Благородный дикарь - страница 16
– Да уж. Значит, шпионили вы: узнавали у моего брата все, что могли, и передавали информацию отчиму.
– Ничего подобного я не делала.
– Мятежник, «лоялист»… Ну а вы сами-то кому симпатизируете, мисс Пейдж?
– Мне нет дела ни до кого, кроме дочери, – заявила Джульет, глядя прямо в холодные глаза.
Герцог вопросительно вскинул бровь, а она продолжила:
– Жизнь в Англии меня не привлекает: это чужая холодная страна, я не знаю здесь ни души и очень скучаю по дому. Мне совершенно очевидно, что мое присутствие в Блэкхите нежелательно, как я и предполагала. Больше всего я хотела бы вернуться в Америку и собрать по частям то, что осталось от моей жизни, но я дала обещание Чарльзу, а свои обещания я всегда выполняю.
– И что же вы такое пообещали брату?
– Обратиться к вам, если с ним что-нибудь случится.
– Что, по мнению Чарльза, я должен для вас сделать?
– Он надеялся, что вы примете нас, станете опекуном нашей дочери и дадите ей свое имя. Я не хотела приезжать сюда, но в Бостоне дела обернулись так, что у меня не осталось выбора: для меня важнее всего благополучие дочери.
– Чарльз погиб год назад. Поправьте меня, если ошибусь, – заметил он с некоторым сарказмом, – но, кажется, пересечь океан можно всего за месяц, а вам потребовался год.
– Я не могла отправиться в путь беременной, ваша светлость, потому что плохо себя чувствовала.
– А после рождения ребенка?
– Я боялась подвергать новорожденную риску, к тому же отчиму требовалась моя помощь в лавке и в таверне.
– Интересно, чем вы занимались в лавке и таверне, мисс Пейдж? Полагаю, подавали эль здоровякам клиентам, а те приставали к вам?
К щекам Джульет от возмущения прилила кровь, сердце гулко забилось, но, не желая отвечать на его колкости, она сказала ровным тоном:
– И опять ошибаетесь, ваша светлость.
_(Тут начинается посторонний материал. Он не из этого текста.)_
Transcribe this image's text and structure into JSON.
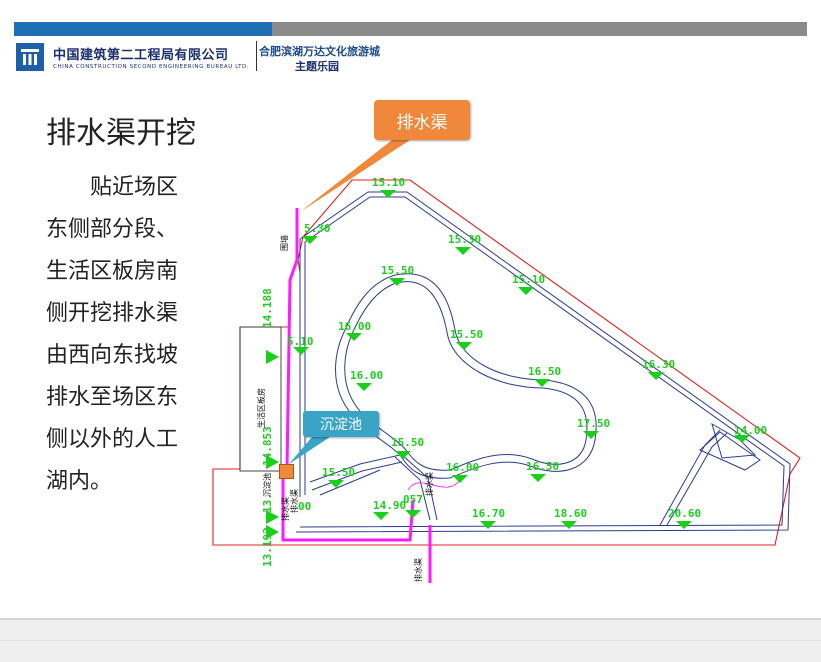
{
  "header": {
    "company_cn": "中国建筑第二工程局有限公司",
    "company_en": "CHINA CONSTRUCTION SECOND ENGINEERING BUREAU LTD.",
    "project_line1": "合肥滨湖万达文化旅游城",
    "project_line2": "主题乐园",
    "colors": {
      "blue_bar": "#1f6fb4",
      "gray_bar": "#8a8a8a",
      "brand": "#1b2f6d"
    }
  },
  "slide": {
    "title": "排水渠开挖",
    "body_lines": [
      "贴近场区",
      "东侧部分段、",
      "生活区板房南",
      "侧开挖排水渠",
      "由西向东找坡",
      "排水至场区东",
      "侧以外的人工",
      "湖内。"
    ]
  },
  "map": {
    "callout_main": "排水渠",
    "callout_sedimentation": "沉淀池",
    "labels": {
      "living_area": "生活区板房",
      "drain_channel": "排水渠",
      "fence": "围墙",
      "sedimentation_tank": "沉淀池",
      "drain_channel_2": "排水渠",
      "drain_channel_3": "排水渠",
      "drain_channel_east": "排水渠"
    },
    "elevations": [
      "15.10",
      "5.30",
      "15.30",
      "15.50",
      "15.10",
      "16.00",
      "15.50",
      "5.10",
      "16.00",
      "16.50",
      "16.30",
      "17.50",
      "14.00",
      "15.50",
      "16.00",
      "16.50",
      "15.50",
      "14.90",
      "057",
      "16.70",
      "18.60",
      "20.60",
      "00"
    ],
    "elevations_vertical": [
      "14.188",
      "14.853",
      "13.",
      "13.192"
    ],
    "colors": {
      "road": "#2c3b8f",
      "boundary": "#e02020",
      "drain": "#ff1aff",
      "elev_text": "#22cc22",
      "tri": "#18d018"
    }
  }
}
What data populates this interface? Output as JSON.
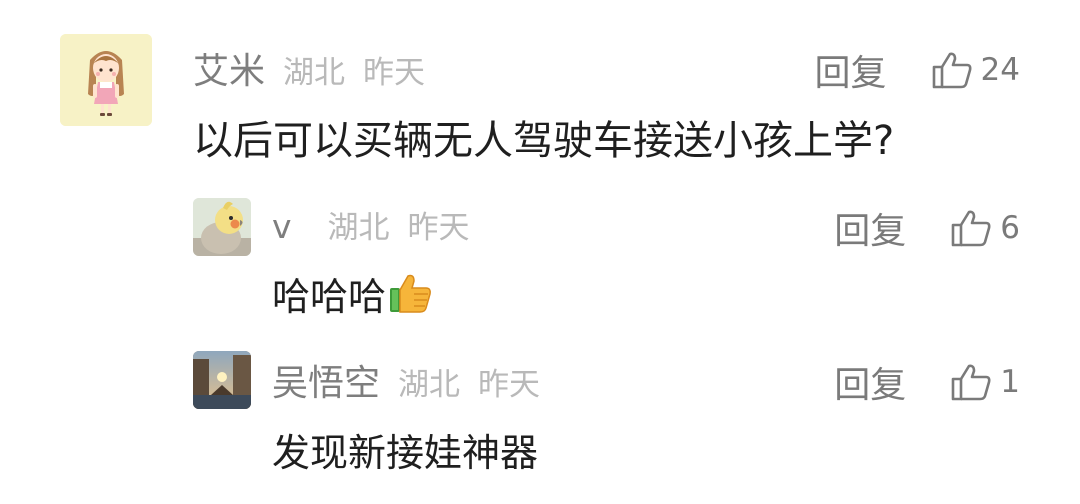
{
  "comments": [
    {
      "author": "艾米",
      "location": "湖北",
      "time": "昨天",
      "text": "以后可以买辆无人驾驶车接送小孩上学?",
      "reply_label": "回复",
      "like_count": "24",
      "avatar": "cartoon-girl-avatar"
    },
    {
      "author": "v",
      "location": "湖北",
      "time": "昨天",
      "text": "哈哈哈",
      "emoji": "thumbs-up",
      "reply_label": "回复",
      "like_count": "6",
      "avatar": "cockatiel-avatar"
    },
    {
      "author": "吴悟空",
      "location": "湖北",
      "time": "昨天",
      "text": "发现新接娃神器",
      "reply_label": "回复",
      "like_count": "1",
      "avatar": "landscape-avatar"
    }
  ],
  "colors": {
    "author": "#7e7e7e",
    "meta": "#b9b9b9",
    "text": "#1f1f1f",
    "action": "#7a7a7a"
  }
}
Отчим ценил во мне здравый смысл и умение обращаться с цифрами. Он не хотел, чтобы я тратила время на беготню с подносом от кладовки к столам, а вела в лавке и таверне бухгалтерию. Я открывала лавку утром и закрывала вечером, закупала товары, торговалась с поставщиками, улаживала ссоры между поваром и прислугой.
Она помолчала, глядя ему в глаза без малейшего смущения, и добавила:
– Я не боюсь тяжелой работы, ваша светлость.
В глазах герцога мелькнула искорка интереса.
– Любопытно, что сказал ваш уважаемый отчим по поводу вашего решения отправиться в Англию?
– Ничего, потому что еще в январе умер от пневмонии.
– А как он относился к вашей интрижке с Чарльзом?
– Это была не интрижка, ваша светлость. Мы любили друг друга, были помолвлены и, как я уже говорила, собирались пожениться.
– Не суть. Вы не ответили на вопрос.
– Простите, но почему вы так грубы со мной?
– Не важно. А теперь ответьте – я настаиваю.
Чтобы не сорваться и не наговорить резких слов, Джульет так сжала пальцы в кулак, что ногти впились в ладонь.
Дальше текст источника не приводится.